Point rendering is useful in scientific visualization. We very often want to direct attention to a specific point in a plot, on a curve, or on a surface. To learn more about drawing points, work with the first subsection of Chapter 5 in GL, Passing Other Types of Information to Vertex Shaders. After this, proceed to the fifth subsection of Chapter 10 in GL, Make a Rounded Point, and try to draw the more visually pleasing rounded points.
From the Week 2 exercises, you should have a visualization of a 3D object, which you can rotate using a virtual trackball. If the object is uniformly coloured, it may look rather flat and uninteresting. Work with the second subsection of Chapter 5 in GL, Color Triangle, and try to colour your object by transforming its surface normals to colours.

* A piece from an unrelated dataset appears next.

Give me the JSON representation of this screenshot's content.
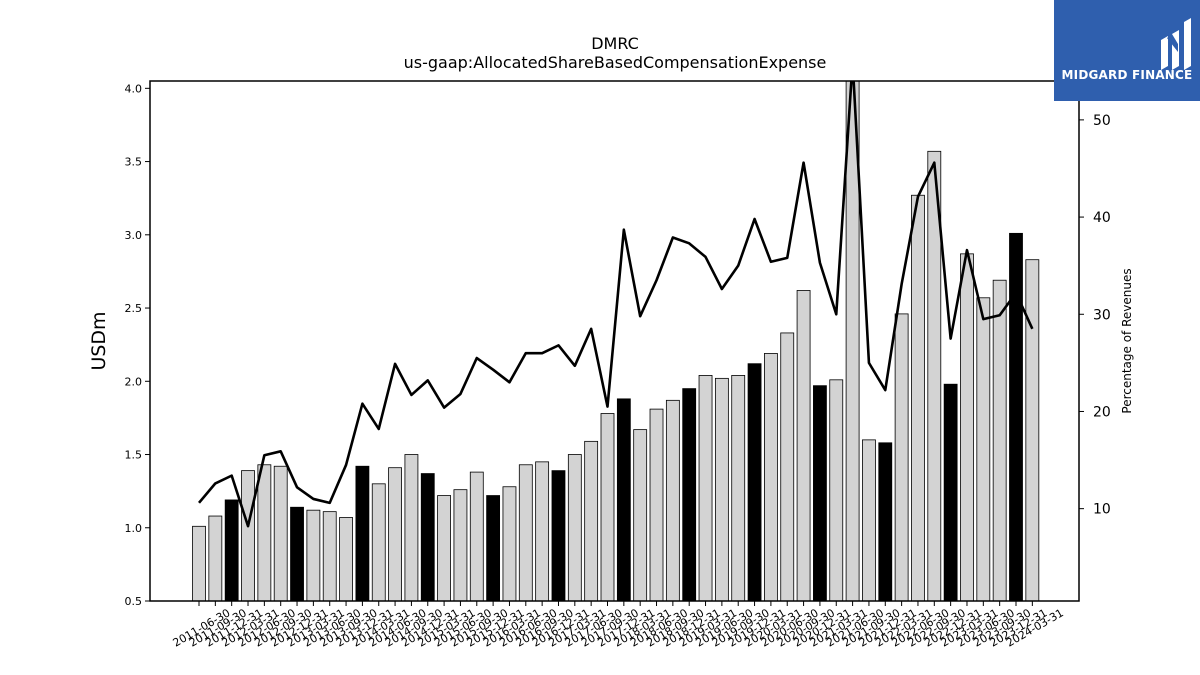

To get a real sense of three-dimensional space in your surface visualizations, you will need proper shading of your surface. Shading is accomplished by introducing light sources in the scene and by computing the surface colour in every pixel according to the light incident from these sources. Work through Chapter 8 in GL, Lighting Objects, to get proper shading of your 3D object.
Another way to make the visualization of a 3D object more interesting is to map an image onto the surface of the object. This is called texture mapping. Try to texture map the surface of your 3D object by working with the third and fourth subsections of Chapter 5 in GL, Pasting an Image onto a Rectangle and Pasting Multiple Textures to a Shape. Beware when you start working with textures that many browsers do not accept loading image files locally from the computer. The examples in GL will work once they get on a webpage, but use Internet Explorer 11 (IE11) to test locally. In IE11, you can choose Allow blocked content, and it will run locally in a problem-free manner.
If time permits, it is an interesting exercise to combine some of the different effects (texturing and lighting, for example). The lecture provides an example of coloured, rounded points combined with multi-texturing. With these exercises, you start using the OpenGL Shading Language for Embedded Systems (GLSL ES) to a larger extent. Take a look at Chapter 6 of GL, The OpenGL ES Shading Langauge (GLSL ES), if you would like to have a deeper understanding of this programming language.
Reading Material
GL
Chapters 5 and 8. Using colors and texture images and lighting objects.
GL
Chapter 10, the fifth subsection (pp. 377-379). Make a rounded point.